MADISON, Wis. — The ripple effects of a ruling by the Wisconsin Supreme Court that banned the use of ballot drop boxes can already be felt by those living with disabilities. A group of Wisconsinites filed a federal lawsuit Friday out of concern they could face consequences for exercising their right to vote.
The group of four voters brought the lawsuit after the high court's ruling and comments made by Wisconsin Elections Commission (WEC) Administrator Meagan Wolfe in response to the decision and who can put a ballot in the mail.
There are two ways, generally speaking, people can vote in Wisconsin: in person on election day or by absentee ballot.
For those who choose the latter and vote absentee, they can either return their ballot in person to the local clerk or by mail. However, that's not the case for people who live with a physical disability.
They need a third party to help them or what is often called “ballot return assistance” which has been an issue since the July ruling from the Wisconsin Supreme Court.
“Some voters with disabilities, including Plaintiffs, require ballot-return assistance and are physically incapable of voting in person on election day,” the lawsuit stated.
Not only did the court ban the use of ballot drop boxes, but the 4-3 ruling also made clear that ballots have to be delivered in person if returned to a municipal clerk. However, the court did not weigh in on whether someone other than the voter can handle a ballot on its way to a mailbox.
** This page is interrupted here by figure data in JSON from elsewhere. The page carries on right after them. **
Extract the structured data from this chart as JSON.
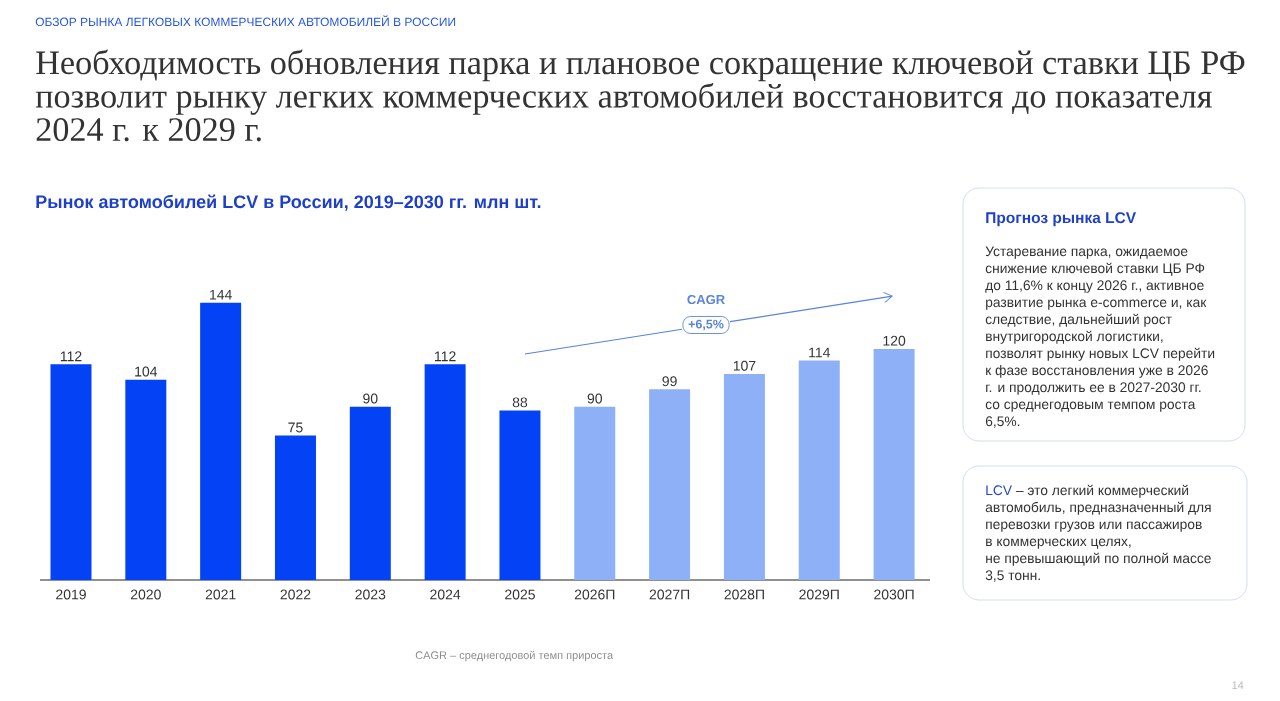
{
  "chart_data": [
    {
      "type": "bar",
      "title": "Необходимость обновления парка и плановое сокращение ключевой ставки ЦБ РФ позволит рынку легких коммерческих автомобилей восстановится до показателя 2024 г. к 2029 г.",
      "subtitle": "Рынок автомобилей LCV в России, 2019–2030 гг. млн шт.",
      "categories": [
        "2019",
        "2020",
        "2021",
        "2022",
        "2023",
        "2024",
        "2025",
        "2026П",
        "2027П",
        "2028П",
        "2029П",
        "2030П"
      ],
      "values": [
        112,
        104,
        144,
        75,
        90,
        112,
        88,
        90,
        99,
        107,
        114,
        120
      ],
      "colors": [
        "#0342f5",
        "#0342f5",
        "#0342f5",
        "#0342f5",
        "#0342f5",
        "#0342f5",
        "#0342f5",
        "#8db0f7",
        "#8db0f7",
        "#8db0f7",
        "#8db0f7",
        "#8db0f7"
      ],
      "data_labels": true,
      "tick_labels": "x",
      "annotations": [
        "ОБЗОР РЫНКА ЛЕГКОВЫХ КОММЕРЧЕСКИХ АВТОМОБИЛЕЙ В РОССИИ",
        "CAGR",
        "+6,5%",
        "CAGR – среднегодовой темп прироста",
        "14"
      ]
    },
    {
      "type": "other",
      "title": "Прогноз рынка LCV",
      "annotations": [
        "Устаревание парка, ожидаемое снижение ключевой ставки ЦБ РФ до 11,6% к концу 2026 г., активное развитие рынка e-commerce и, как следствие, дальнейший рост внутригородской логистики, позволят рынку новых LCV перейти к фазе восстановления уже в 2026 г. и продолжить ее в 2027-2030 гг. со среднегодовым темпом роста 6,5%."
      ]
    },
    {
      "type": "other",
      "title": "LCV",
      "annotations": [
        "– это легкий коммерческий",
        "автомобиль, предназначенный для",
        "перевозки грузов или пассажиров",
        "в коммерческих целях,",
        "не превышающий по полной массе",
        "3,5 тонн."
      ]
    }
  ]
}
The court's majority opinion stated, “We therefore do not decide at this time whether the law permits a voter's agent to place an absentee ballot in the mail on the voter's behalf.”
About a week after the ruling, Administrator Meagan Wolfe held a press call with reporters during which she stated “The voter is the one who is required to mail their ballot, but, again, I would check with your local election official.”
The lawsuit argues the Supreme Court ruling, paired with interpretation from WEC officials, will disenfranchise disabled voters who cast an absentee ballot.
“As a result, Teigen's limitation on ballot-return assistance, combined with Wolfe's public comments on how WEC will apply Teigen to Wisconsin elections, falls unequally and unlawfully on Wisconsin voters with disabilities, like Plaintiffs,” the lawsuit said. “They can no longer fully participate in Wisconsin's absentee-voting system because their only means of doing so is now illegal.”
Riley Vetterkind, a spokesperson for the commission, almost immediately after, clarified the comments by Wolfe and said those remarks were not a policy statement or statutory interpretation. Rather, Wolfe was referencing Wisconsin law, which does state absentee ballot envelopes “shall be mailed by the elector.”
All of the plaintiffs are Wisconsinites who are living with disabilities. They are registered to vote and live in their own homes.
Among them is Martha Chambers of Milwaukee. We first shared her story back in June.
Twenty-seven years ago, a horseback riding accident left Chambers paralyzed from the neck down.
Now, she uses a mouth stick to fill out her ballot, but Chambers relies on a caregiver to put it in the mail for her, which is why she and others who face similar circumstances are a part of the lawsuit.
"Federal law guarantees that voters with disabilities enjoy full and equal access to state voting programs and thus that they are entitled to ballot-return assistance," the lawsuit stated. "And when a state makes it impossible for some voters with disabilities to vote at all, it violates the U.S. Constitution."